Como diria Dona Milú, desta vez não tem mistério: Tangos e Tragédias tem tudo para comemorar mais vinte anos. E meu próximo passo é rever o show em pleno Theatro São Pedro. Vamos?
Oi André!
Bah… confesso que não sabia que a peça fazia tanto sucesso fora do RS também…
E confesso também que, mesmo tendo no mínimo uma apresentação por ano na minha cidade, ainda não vi…
Bom… se houver algum leitor do sul que mora perto de Novo Hamburgo, aviso: Tangos e Tragédias na Quinta, dia 16, às 21h, no Adams Street Hall.
É Marmota, o T&T é show mesmo. Eles vêm todos os anos pra Floripa e eu já fui duas vezes. É tudo isso que você falou e que o Veríssimo definiu lindamente!
Aliás, ambos têm seus trabalhos solos que são anunciados nos shows com o mesmo humor. Nós, aqui em casa, temos os dois e um deles, agora não me lembro qual, fez um medley maravilhoso com a música “Comida” dos Titãs! Vale à pena.
“Nós nascemos na sbornia, bah!”
Beijo, Elisa
Puxa, já ouvi falar mas nunca vi… Ai, deu uma vontade!!Lembrei do Vacalhau e Binho que tá em cartaz em SP há anos também. Abração!

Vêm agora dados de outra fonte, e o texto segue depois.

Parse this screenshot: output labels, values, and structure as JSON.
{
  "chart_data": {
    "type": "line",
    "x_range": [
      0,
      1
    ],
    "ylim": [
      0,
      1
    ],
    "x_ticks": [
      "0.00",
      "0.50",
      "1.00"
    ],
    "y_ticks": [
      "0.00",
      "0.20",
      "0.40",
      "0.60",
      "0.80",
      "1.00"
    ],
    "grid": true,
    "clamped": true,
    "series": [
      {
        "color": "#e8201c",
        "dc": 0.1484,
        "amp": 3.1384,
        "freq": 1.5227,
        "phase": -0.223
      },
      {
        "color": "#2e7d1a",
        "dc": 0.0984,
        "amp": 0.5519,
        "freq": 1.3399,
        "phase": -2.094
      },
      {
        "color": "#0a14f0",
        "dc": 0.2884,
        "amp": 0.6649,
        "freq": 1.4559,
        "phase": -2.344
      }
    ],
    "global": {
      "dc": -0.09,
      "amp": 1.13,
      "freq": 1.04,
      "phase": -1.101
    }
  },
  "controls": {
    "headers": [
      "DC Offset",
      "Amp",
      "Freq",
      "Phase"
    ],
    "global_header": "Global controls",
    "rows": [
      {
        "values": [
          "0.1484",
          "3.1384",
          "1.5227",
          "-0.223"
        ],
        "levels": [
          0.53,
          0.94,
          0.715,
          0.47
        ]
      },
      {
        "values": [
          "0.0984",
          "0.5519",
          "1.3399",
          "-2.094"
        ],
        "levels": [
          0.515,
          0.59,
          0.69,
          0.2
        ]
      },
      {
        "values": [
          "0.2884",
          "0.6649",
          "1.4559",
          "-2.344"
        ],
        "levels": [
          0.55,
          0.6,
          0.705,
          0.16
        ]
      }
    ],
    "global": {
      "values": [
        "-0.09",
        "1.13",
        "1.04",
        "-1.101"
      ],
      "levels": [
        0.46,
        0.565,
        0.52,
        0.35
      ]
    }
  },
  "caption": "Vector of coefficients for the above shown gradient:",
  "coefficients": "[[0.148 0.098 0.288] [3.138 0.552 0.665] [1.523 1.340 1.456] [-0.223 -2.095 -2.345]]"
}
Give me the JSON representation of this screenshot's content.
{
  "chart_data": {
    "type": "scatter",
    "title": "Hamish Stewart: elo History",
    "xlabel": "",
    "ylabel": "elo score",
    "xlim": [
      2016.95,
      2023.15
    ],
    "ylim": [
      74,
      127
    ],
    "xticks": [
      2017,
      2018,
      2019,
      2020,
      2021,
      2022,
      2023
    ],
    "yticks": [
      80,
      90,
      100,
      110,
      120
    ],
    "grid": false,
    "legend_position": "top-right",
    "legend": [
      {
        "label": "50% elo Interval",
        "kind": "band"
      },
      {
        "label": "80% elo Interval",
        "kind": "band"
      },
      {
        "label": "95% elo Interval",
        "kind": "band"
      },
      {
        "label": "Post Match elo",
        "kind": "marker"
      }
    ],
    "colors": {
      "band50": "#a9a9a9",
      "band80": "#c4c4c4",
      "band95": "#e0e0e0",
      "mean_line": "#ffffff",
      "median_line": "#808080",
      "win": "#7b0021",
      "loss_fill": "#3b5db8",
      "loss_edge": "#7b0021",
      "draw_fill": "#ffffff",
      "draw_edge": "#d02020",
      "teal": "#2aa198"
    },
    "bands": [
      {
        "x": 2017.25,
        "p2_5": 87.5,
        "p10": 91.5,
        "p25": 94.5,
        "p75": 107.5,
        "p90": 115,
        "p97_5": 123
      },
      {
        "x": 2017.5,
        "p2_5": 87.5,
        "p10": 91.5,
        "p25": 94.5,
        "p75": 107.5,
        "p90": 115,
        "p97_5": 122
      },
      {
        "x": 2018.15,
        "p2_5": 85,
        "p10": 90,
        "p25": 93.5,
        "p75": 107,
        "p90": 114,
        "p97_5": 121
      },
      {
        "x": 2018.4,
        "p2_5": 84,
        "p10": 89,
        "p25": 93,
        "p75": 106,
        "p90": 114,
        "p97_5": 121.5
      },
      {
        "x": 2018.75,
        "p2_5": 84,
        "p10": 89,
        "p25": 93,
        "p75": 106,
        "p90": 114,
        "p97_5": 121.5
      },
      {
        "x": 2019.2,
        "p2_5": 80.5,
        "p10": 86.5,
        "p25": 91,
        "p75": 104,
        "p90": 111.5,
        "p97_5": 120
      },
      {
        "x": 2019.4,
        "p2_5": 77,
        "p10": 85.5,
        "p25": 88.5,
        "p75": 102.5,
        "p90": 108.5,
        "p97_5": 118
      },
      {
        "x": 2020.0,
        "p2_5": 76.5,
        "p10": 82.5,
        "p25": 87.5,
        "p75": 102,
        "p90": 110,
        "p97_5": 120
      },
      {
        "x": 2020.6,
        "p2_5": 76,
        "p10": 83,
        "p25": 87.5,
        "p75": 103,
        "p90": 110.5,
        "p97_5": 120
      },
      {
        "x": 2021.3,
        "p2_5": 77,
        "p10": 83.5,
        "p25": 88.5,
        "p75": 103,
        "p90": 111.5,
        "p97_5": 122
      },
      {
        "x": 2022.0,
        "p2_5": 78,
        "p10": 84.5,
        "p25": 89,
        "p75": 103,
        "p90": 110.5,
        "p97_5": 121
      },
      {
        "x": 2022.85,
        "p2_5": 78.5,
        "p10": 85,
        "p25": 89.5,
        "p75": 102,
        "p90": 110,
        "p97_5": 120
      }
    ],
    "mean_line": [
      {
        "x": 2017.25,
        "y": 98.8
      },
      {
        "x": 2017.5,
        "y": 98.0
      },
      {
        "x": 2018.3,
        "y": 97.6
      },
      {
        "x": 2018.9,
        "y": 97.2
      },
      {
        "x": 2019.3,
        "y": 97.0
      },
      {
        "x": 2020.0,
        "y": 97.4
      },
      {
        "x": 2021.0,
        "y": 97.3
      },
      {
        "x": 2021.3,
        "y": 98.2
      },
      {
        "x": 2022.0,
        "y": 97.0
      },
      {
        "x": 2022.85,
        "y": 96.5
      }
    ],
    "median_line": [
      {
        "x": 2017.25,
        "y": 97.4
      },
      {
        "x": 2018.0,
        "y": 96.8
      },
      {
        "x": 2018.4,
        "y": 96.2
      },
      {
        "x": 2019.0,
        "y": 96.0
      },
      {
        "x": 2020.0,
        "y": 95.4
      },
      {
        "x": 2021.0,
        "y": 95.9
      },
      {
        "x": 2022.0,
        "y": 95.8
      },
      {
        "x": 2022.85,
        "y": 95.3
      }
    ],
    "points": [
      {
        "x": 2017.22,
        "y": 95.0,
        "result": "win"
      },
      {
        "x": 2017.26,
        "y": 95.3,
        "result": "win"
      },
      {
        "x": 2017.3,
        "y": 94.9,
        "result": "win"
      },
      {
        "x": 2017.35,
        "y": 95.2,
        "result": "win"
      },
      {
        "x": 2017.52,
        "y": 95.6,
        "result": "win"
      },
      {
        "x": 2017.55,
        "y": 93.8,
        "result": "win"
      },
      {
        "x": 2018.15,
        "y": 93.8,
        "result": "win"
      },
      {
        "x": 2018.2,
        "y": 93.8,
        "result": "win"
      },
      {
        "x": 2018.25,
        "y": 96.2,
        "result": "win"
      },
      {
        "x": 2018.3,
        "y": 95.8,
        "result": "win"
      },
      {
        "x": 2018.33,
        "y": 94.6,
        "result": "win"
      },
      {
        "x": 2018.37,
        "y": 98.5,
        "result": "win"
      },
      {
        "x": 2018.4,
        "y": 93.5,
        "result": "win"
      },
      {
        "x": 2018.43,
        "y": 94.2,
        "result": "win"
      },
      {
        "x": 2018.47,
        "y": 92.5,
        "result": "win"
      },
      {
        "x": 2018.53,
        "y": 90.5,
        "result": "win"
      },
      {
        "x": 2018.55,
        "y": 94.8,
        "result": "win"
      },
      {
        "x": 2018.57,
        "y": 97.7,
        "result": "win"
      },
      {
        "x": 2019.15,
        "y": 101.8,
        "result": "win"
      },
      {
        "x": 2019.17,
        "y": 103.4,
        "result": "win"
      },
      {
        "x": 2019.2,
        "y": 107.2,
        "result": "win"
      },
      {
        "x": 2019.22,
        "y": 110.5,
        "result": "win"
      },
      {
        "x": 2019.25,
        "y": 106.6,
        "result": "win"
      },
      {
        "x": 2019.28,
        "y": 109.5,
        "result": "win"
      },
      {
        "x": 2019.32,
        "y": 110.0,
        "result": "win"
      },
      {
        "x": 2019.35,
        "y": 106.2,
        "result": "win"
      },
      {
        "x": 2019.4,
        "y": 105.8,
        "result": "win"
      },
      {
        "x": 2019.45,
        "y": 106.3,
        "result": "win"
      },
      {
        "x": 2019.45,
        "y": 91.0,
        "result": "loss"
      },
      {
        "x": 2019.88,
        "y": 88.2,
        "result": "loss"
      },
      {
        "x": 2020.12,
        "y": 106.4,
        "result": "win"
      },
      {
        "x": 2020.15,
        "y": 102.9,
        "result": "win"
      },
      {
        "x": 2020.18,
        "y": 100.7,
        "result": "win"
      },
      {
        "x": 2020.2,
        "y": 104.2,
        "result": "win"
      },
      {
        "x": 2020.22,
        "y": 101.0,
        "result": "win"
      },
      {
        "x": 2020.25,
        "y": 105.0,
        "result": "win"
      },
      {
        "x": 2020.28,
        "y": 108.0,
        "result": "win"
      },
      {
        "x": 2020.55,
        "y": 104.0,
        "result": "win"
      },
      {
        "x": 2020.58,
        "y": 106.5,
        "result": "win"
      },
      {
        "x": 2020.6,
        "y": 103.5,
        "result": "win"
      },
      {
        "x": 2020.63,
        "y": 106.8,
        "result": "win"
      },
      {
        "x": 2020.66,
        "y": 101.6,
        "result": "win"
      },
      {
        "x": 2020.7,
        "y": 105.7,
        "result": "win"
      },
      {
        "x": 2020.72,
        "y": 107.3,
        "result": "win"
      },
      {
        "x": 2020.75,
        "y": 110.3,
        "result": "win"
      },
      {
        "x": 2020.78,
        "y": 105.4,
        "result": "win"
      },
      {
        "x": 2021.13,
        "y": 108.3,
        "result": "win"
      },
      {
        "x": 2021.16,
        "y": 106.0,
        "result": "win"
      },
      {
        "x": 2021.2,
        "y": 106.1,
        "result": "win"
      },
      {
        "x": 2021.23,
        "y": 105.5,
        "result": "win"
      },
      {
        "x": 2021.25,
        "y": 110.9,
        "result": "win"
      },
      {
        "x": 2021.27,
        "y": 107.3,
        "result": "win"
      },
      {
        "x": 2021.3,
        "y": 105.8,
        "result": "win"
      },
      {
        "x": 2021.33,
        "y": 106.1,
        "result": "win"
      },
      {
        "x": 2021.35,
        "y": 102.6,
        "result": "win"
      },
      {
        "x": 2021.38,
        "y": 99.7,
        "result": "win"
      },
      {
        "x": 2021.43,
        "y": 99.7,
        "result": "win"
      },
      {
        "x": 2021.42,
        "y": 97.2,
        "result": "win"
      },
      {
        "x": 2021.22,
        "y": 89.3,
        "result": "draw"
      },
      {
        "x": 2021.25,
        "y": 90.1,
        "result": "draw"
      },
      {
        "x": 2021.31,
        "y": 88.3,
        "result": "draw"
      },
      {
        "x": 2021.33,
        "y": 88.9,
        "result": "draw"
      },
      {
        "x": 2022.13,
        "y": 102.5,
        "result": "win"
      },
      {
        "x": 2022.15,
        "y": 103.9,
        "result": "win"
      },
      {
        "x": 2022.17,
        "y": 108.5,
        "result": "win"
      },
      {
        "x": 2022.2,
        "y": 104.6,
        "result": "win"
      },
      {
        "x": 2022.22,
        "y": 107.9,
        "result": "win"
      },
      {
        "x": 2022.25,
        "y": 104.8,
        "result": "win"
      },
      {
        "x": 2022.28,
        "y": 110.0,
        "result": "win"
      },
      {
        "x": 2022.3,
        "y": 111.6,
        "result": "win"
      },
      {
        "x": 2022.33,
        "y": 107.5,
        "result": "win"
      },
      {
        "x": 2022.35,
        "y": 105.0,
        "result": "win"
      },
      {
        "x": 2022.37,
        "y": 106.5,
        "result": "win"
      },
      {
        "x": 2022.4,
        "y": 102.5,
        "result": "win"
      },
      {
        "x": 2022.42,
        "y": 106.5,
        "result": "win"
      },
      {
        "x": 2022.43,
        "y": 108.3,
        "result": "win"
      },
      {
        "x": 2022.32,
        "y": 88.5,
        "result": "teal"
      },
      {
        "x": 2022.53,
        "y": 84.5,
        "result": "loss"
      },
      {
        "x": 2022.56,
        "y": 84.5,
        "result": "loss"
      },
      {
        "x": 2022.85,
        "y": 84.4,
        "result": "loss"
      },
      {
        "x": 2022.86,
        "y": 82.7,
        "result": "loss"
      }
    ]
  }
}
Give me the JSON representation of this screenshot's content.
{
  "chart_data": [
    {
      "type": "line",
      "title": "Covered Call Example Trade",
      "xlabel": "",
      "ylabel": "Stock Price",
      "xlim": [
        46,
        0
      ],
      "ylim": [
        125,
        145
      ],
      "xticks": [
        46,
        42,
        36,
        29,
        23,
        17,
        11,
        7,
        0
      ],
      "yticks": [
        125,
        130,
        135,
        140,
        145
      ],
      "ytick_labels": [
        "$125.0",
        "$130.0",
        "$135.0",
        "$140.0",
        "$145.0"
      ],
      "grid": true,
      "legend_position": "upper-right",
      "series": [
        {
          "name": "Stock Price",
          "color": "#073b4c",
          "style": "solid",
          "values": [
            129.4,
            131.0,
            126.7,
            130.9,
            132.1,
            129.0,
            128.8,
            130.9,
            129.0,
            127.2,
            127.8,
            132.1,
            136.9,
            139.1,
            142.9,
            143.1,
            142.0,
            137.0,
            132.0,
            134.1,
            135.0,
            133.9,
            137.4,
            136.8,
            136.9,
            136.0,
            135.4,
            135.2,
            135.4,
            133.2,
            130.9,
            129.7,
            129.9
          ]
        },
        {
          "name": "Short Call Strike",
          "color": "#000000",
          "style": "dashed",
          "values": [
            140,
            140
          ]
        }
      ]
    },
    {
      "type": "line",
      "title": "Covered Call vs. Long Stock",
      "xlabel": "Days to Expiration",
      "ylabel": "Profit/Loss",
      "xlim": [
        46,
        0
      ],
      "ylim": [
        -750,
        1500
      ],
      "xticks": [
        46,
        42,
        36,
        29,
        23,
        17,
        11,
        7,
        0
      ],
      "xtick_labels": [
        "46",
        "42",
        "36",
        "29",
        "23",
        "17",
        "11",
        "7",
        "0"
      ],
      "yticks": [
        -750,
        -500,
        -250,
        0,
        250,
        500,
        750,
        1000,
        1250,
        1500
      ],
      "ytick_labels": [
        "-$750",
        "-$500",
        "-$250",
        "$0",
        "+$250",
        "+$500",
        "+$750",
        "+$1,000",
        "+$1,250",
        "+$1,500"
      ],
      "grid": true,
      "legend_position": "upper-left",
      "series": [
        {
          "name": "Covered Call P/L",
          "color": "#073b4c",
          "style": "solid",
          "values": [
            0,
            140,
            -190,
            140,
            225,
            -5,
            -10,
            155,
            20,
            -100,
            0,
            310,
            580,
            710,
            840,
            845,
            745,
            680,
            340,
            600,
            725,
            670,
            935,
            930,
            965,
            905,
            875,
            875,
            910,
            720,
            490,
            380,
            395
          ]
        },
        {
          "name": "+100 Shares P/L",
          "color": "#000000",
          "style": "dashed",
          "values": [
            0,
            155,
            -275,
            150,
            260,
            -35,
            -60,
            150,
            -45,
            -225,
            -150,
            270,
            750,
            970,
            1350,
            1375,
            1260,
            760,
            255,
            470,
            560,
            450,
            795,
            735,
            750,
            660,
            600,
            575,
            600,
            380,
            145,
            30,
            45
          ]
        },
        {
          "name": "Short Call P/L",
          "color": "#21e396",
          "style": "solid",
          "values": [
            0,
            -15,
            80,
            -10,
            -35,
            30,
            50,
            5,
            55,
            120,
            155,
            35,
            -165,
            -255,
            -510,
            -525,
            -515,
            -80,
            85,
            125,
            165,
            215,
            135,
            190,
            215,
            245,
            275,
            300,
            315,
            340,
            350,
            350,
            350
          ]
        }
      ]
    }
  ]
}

Só vi o T&T na TV, num especial da TV Cultura… Tenho vontade de ver ao vivo, mas sou um purista: TEM QUE SER NO TEATRO SÃO PEDRO. Por conta disso é que amanhã, que tem apresentação deles em Novo Hamburgo, pode ser que eu não vá.
Cara, queria te agradecer de novo por tudo o que você fez naquele dia. É nessas horas que a gente vê a força de um amigo. Valeu, do fundo do coração.
Os caras são bons mesmo. E complementando a informação da Elisa, “Comida” está num disco solo do Nico Nicolaiewsky que é genial. Tem até uma outra canção que fala da agonia de ser um picolé no sol 😉
Ah poxa, eu fui no sábado. Se eu soubesse que irias… :/
Enfim, já perdi a conta de quantas vezes os vi. Sei cantar todas as músicas, hohohohoho… Adoro ANA CRISTINA e A VERDADEIRA MAIONESE.
Em Floripa, vi uma vez, um cover básico de MEU ERRO do Paralamas. Chorei. Lindo.